Cela faisait-il longtemps que vous n'aviez plus vu votre but ?
À la maison, j'ai trois CD du but, avec la voix de chacun des trois commentateurs uruguayens présents dans le stade. Mais ma femme ne veut plus que je les écoute, car ça me rend trop émotif. Je lui réponds toujours : "Que veux-tu ? Avant, j'étais jeune. J'ai gagné une Coupe du Monde et j'ai marqué un but phénoménal." Plus les années passent et plus les émotions sont fortes. Il y a des fois où ça me rend presque triste. J'en ai les larmes aux yeux.

Quels souvenirs les gens ont-ils du footballeur Ghiggia ?
Des souvenirs nombreux et très variés. Certains se souviennent de moi comme d'un héros et disent que je suis le Maître. J'ai eu la chance de jouer au football et de marquer un but en finale de Coupe du Monde. Rien de plus. Je ne viens pas d'un autre monde. Mais c'est comme ça. Les gens m'apprécient, m'embrassent… C'est agréable. C'est une belle émotion.
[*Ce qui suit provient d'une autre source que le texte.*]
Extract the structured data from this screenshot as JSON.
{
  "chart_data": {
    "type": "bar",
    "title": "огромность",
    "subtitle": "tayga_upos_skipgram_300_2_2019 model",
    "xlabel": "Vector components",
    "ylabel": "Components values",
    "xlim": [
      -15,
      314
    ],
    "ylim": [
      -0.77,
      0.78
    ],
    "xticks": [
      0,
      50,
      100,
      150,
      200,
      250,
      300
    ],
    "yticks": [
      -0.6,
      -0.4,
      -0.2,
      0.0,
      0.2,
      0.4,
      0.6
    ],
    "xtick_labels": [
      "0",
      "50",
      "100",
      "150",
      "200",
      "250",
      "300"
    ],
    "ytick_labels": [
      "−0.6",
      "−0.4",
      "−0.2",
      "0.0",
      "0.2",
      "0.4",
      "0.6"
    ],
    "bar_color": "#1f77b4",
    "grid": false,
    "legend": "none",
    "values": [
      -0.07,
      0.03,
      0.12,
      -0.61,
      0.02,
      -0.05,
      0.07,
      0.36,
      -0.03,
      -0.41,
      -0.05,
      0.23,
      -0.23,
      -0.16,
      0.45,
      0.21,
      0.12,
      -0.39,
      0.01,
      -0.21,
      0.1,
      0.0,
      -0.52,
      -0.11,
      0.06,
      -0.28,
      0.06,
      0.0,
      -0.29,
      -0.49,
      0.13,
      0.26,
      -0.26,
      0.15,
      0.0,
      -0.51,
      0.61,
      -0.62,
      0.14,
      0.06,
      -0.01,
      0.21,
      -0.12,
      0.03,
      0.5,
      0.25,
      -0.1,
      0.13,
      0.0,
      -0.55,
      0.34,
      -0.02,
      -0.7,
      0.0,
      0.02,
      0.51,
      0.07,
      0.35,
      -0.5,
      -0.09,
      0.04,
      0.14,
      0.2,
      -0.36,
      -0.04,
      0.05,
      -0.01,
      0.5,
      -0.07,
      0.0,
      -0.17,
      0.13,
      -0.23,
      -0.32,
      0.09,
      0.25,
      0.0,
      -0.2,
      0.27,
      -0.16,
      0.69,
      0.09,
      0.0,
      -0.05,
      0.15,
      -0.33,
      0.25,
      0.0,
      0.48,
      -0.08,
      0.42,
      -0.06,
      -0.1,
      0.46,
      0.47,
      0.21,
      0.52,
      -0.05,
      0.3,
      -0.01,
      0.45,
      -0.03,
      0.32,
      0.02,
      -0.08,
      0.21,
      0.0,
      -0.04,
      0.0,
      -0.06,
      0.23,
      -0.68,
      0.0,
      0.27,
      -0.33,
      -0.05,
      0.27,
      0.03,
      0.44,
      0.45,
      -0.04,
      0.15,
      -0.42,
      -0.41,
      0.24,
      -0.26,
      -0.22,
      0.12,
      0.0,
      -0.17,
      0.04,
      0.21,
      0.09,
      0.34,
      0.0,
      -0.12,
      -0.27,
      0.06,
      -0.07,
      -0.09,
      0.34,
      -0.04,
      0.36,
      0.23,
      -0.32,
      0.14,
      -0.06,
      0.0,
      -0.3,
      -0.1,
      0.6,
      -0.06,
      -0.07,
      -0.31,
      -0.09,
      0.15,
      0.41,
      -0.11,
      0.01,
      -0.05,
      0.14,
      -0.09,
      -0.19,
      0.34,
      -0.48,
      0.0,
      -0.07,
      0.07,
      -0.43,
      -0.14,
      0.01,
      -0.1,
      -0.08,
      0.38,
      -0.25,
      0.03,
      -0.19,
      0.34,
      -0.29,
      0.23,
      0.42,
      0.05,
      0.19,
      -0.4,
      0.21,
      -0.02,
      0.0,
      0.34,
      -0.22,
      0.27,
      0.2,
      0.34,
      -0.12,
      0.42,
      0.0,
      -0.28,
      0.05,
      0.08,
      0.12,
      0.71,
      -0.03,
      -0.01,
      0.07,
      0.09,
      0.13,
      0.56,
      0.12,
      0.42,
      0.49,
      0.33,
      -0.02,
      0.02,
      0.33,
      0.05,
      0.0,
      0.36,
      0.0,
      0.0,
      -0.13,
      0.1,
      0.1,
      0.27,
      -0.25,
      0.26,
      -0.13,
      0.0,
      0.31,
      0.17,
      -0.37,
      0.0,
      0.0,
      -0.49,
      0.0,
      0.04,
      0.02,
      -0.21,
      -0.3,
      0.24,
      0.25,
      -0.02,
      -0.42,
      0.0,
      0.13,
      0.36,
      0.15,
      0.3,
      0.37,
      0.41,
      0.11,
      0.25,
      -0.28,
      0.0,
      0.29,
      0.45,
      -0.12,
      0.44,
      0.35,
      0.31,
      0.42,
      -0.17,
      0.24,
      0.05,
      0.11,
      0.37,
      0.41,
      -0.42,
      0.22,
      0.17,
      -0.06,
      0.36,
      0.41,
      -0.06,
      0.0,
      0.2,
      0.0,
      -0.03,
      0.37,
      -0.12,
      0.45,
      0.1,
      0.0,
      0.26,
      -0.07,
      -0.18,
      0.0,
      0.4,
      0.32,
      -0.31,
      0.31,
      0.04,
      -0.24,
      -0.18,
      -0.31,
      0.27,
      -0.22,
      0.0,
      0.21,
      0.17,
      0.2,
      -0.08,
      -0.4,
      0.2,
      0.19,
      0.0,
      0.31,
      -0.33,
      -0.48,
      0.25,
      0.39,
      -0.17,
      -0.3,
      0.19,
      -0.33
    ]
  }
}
Qu'a représenté le ballon dans votre vie ?
Un coup de foudre. Comme une fille que vous voyez une fois et que vous décidez d'épouser. Il faut bien la connaître et bien la traiter. À partir de là, ce ne sera que du plaisir. Voilà ce qu'a été le football pour moi.

À quelques mois du coup d'envoi de la Coupe du Monde de la FIFA au Brésil, aimeriez-vous avoir de nouveau 20 ans pour pouvoir jouer ?
J'aimerais surtout qu'il y ait une nouvelle finale entre le Brésil et l'Uruguay, pour pouvoir la regarder comme supporter de l'Uruguay cette fois. J'ai déjà été protagoniste. Aujourd'hui, j'aimerais simplement être supporter. On ne sait pas ce qui peut se passer. Il faudra voir ce qui arrive.

Que donneriez-vous pour voir la Celeste devenir à nouveau championne du monde dans le stade même où vous été sacré, il y a 64 ans ?
Ce que je donnerais ? Je ne sais pas. Je donnerais tout, même ma vie, pour voir l'Uruguay champion du monde.